I have been researching for some time how to be to evaluate whether a specific result is statistically significant or not.
If one knows the distribution for the test one can discern the possibility at getting a specific score by random.
Since the current test consists of 22 traits with 3 questions each resulting in 66 questions with the five distinct answers -30, -15, 0, 15, 30 and the score being a plain sum of all answers we get 5^66 possible distinct answers. If one calculates the number of permutations to get a specific score or higher one can discern how plausible it is for someone to get that score by random.
After some I time I found out that it's impossible to solve this by computation, it takes way too long time.
So after searching around I found that I can use the 'central limit theorem' to predict the distribution for the test being the standard distribution. So now for every test-result, which have enough data, it will also give you an indication if the test result is statistically significant or not. It seems that scores above 300 are all statistically significant.
But how can you predict how accurate a specific type is?
All distinct types have a unique set for the traits were half of the traits are positvely correlated and half of the traits are anti-correlated. So all types have a distinct score calculation. This means that a high score on the test should be seen as evidence that the specific type definitions are actually accurate.

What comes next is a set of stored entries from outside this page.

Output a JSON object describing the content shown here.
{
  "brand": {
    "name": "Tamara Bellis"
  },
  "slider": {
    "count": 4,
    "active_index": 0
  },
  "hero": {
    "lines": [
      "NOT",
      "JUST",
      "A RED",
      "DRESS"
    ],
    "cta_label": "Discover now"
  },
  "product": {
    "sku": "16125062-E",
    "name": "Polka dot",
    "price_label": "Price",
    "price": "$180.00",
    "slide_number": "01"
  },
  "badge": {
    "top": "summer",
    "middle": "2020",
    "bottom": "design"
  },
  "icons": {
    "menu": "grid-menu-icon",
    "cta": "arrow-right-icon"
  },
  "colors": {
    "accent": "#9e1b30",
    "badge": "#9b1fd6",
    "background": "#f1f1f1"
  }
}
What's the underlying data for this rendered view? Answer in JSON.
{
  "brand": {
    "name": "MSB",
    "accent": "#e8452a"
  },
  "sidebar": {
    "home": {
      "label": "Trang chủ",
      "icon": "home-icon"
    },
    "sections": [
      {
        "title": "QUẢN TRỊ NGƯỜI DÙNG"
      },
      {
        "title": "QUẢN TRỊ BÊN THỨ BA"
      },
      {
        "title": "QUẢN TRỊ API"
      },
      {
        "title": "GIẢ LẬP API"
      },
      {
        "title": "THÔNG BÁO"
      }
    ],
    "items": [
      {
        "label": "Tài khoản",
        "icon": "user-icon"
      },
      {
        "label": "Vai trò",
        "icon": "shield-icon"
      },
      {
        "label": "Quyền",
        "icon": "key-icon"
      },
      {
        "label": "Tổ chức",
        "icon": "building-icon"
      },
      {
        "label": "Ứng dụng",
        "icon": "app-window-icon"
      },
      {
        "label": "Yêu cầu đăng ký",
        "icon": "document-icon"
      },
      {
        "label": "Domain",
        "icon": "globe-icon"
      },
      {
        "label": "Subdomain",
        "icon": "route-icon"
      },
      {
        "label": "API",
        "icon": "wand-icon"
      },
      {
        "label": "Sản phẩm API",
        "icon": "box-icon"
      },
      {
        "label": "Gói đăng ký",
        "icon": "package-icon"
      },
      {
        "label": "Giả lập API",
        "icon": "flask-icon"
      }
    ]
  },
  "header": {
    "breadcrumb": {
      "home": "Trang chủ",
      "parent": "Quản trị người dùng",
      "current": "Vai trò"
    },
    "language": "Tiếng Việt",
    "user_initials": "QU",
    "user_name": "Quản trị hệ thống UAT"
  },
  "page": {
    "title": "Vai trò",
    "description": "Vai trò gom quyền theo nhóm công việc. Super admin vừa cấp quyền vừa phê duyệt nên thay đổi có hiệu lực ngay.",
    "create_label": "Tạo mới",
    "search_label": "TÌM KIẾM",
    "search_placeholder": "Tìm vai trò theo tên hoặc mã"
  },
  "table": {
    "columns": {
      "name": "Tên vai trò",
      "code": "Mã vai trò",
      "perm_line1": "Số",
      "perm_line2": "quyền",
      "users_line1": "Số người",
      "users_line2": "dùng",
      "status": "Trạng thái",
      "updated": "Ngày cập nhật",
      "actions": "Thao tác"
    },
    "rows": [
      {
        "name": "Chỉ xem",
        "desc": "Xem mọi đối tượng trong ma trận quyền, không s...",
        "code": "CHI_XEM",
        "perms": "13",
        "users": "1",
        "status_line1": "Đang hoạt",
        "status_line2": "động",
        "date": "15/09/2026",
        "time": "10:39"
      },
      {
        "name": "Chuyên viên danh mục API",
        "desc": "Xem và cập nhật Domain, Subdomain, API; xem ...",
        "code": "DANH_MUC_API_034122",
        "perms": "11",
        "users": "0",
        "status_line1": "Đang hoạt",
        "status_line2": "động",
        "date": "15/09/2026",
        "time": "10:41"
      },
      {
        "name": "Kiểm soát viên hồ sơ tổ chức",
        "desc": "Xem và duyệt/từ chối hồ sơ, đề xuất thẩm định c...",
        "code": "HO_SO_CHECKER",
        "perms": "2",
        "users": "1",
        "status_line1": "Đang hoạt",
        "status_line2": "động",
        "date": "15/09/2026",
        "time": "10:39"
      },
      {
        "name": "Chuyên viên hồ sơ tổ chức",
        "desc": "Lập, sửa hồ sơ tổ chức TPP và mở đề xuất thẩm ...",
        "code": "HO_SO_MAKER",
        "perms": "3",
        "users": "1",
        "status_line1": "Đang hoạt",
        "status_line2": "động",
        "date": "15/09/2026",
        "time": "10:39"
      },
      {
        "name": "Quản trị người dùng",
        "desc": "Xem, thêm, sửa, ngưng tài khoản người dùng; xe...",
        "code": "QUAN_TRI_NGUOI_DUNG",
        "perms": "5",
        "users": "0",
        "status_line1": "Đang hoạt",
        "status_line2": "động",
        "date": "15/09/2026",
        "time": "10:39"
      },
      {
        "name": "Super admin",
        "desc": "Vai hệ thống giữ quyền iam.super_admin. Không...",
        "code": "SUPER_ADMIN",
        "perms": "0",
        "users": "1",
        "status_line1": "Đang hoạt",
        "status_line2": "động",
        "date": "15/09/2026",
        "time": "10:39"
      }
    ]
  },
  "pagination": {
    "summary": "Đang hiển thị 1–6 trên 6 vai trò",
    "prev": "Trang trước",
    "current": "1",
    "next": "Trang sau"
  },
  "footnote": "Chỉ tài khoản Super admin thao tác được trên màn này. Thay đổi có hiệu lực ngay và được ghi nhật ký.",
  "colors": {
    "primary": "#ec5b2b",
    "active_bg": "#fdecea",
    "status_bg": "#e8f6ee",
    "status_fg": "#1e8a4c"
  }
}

If you have any questions, please ask, maybe I missed something.
( Since the self-reporting test consists of questions about introspective experience what we actually quantify is phenomenal experience. It's quite fascinating I think because introspection are not accessible by empirical observations so it's not naturally compatible with the scientific method. So one could say we are using a ontological conservative approach on folk-psychology and trying to prove concepts about mental experience. If anyone is more capable of explaining the philosophy behind this please go ahead. )
Published: 08-07-2015 09:28 am
I discovered a calculation-problem, since there are 16 different types of forming a sum probability must be multiplied with 16. Have fixed that now and it seemed to have rised the limit of statistical significance to equal and above to 400 instead of 300 like before.

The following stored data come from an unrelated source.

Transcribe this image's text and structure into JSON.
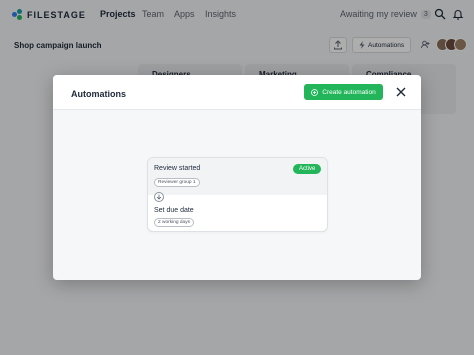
{
  "app": {
    "logo_text": "FILESTAGE",
    "nav": [
      {
        "label": "Projects"
      },
      {
        "label": "Team"
      },
      {
        "label": "Apps"
      },
      {
        "label": "Insights"
      }
    ],
    "awaiting_label": "Awaiting my review",
    "awaiting_count": "3",
    "project_title": "Shop campaign launch",
    "automations_button": "Automations",
    "columns": [
      {
        "title": "Designers"
      },
      {
        "title": "Marketing"
      },
      {
        "title": "Compliance"
      }
    ],
    "colors": {
      "logo_blue": "#2f80ed",
      "logo_green": "#22b55a",
      "logo_teal": "#18a0a8"
    }
  },
  "modal": {
    "title": "Automations",
    "create_button": "Create automation",
    "accent": "#22b55a",
    "automation": {
      "trigger_title": "Review started",
      "trigger_chip": "Reviewer group 1",
      "status": "Active",
      "action_title": "Set due date",
      "action_chip": "2 working days"
    }
  }
}
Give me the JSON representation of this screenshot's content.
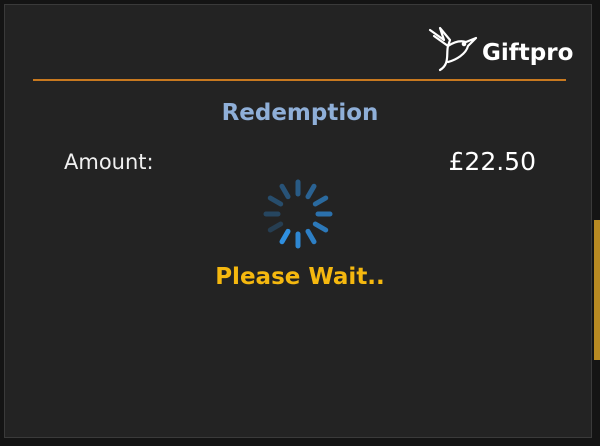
{
  "brand": {
    "name": "Giftpro",
    "logo_icon": "hummingbird-icon"
  },
  "dialog": {
    "title": "Redemption",
    "amount_label": "Amount:",
    "amount_value": "£22.50",
    "status_text": "Please Wait..",
    "spinner_icon": "loading-spinner-icon"
  },
  "colors": {
    "background": "#232323",
    "divider": "#c8791f",
    "title": "#8fafd8",
    "status": "#f5b80f",
    "spinner": "#2f8fe0"
  }
}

Published: 08-19-2015 08:54 am
Hmm I noticed this was not actually correct. Having 16 or 8 possible sums does not equal the possibility of all added together. That formula produced invalid values.
I need to fix this last issue to prevent Type 1 and Type 2 errors.
The correlations are only calculated for the 25 latest results so we don't need to clear any old data. Also all results have their specific answers saved so the system will recalculate type automatically when type definition changes.